I recently encountered the necessity to sort, as fast I can, very small arrays (i.e. with less than 5000 elements) stored in shared memory. As restrictions, I have only 1 warp available and I can’t use extra memory. Sequential sorts are ok but I am wondering if I can obtain better results with 32 threads. From what I can find online, bitonic sort and radix sort are the most used on GPU, usually to sort big arrays stored in global. What do you suggest?

We seem to have different notions of “very small” :-) When I saw that in question title, I was going to suggest a sorting network. But that isn’t the way to go for more than 20 elements or so.

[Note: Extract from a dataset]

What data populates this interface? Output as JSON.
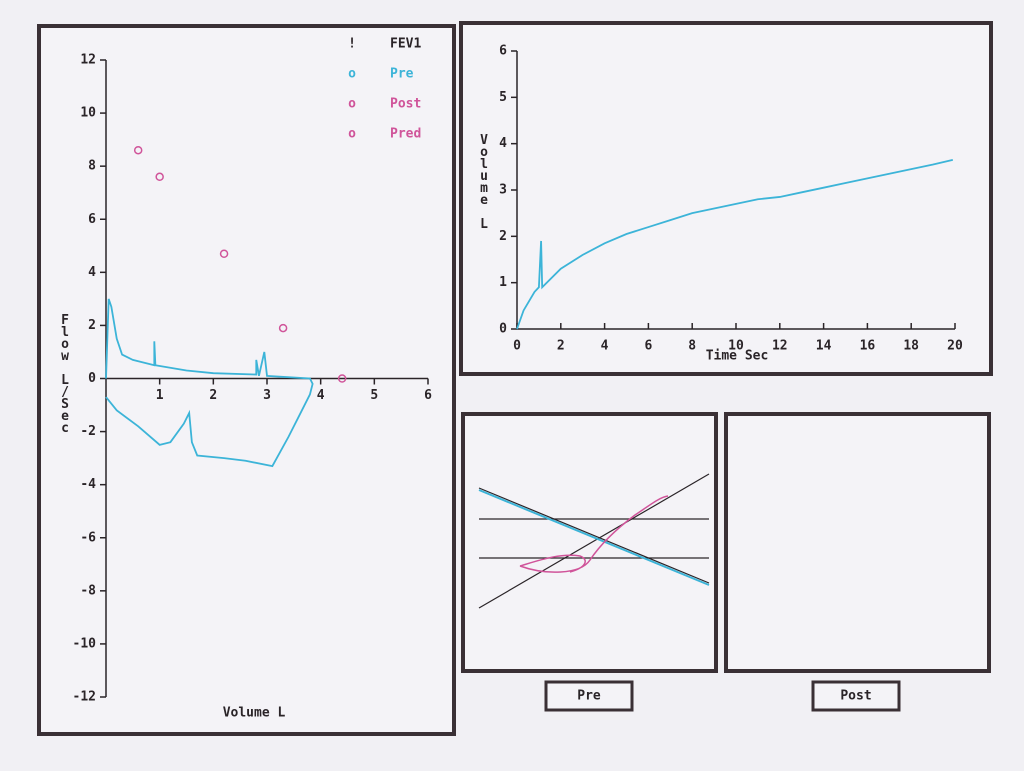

Is there any structure in the data that could help us? For example: Are the elements integers? Are element values confined to a narrow range? Is the array content completely random or mostly sorted?

Your questions make sense. The elements are unsigned integers, a reasonable upper bound for the values is 100000 and they are random.

I don’t know of any parallel library implementations subject to the restrictions of 1 warp and no extra memory use. Thrust can do a per-thread sequential sort, but I think it will still require significant (O(N)) temporary memory allocation.

My best guess would be a set of sorts of tractable size followed by a set of merges.

a warp-wide sort is here but it only sorts 32 values. However it could be the precursor to a sequence of merges. I’m not sure the merges can be done with zero additional memory, however.

I think an odd-even sort can do sorting with zero extra memory. It should be straightforward to implement at the warp level. There is a sample odd-even sort in the CUDA sample codes. That might be the best fit to use 32 threads with zero extra memory. The most optimal flavor of this may be the batcher’s odd-even mergesort

A bit of googling suggests there are both in-place radix and in-place merges possible. I’m not aware of any GPU implementations or parallel implementations.

Later: I think you could adapt the oddEvenMergeSortShared kernel in the sample code I mentioned: /usr/local/cuda/samples/6_Advanced/sortingNetworks/ to do this. Roughly speaking, you would convert the sync statements to __syncwarp(), and insert a warp-stride loop after each sync statement, before the remaining body of the “odd” and “even” phases. This would also be a bit easier if you could pad your shared data to be a multiple of 32.

I think in-place radix sort and odd-even sort/mergesort are the most reasonable approaches.

Edit: Thank you for the reference, that is definitely a good starting point.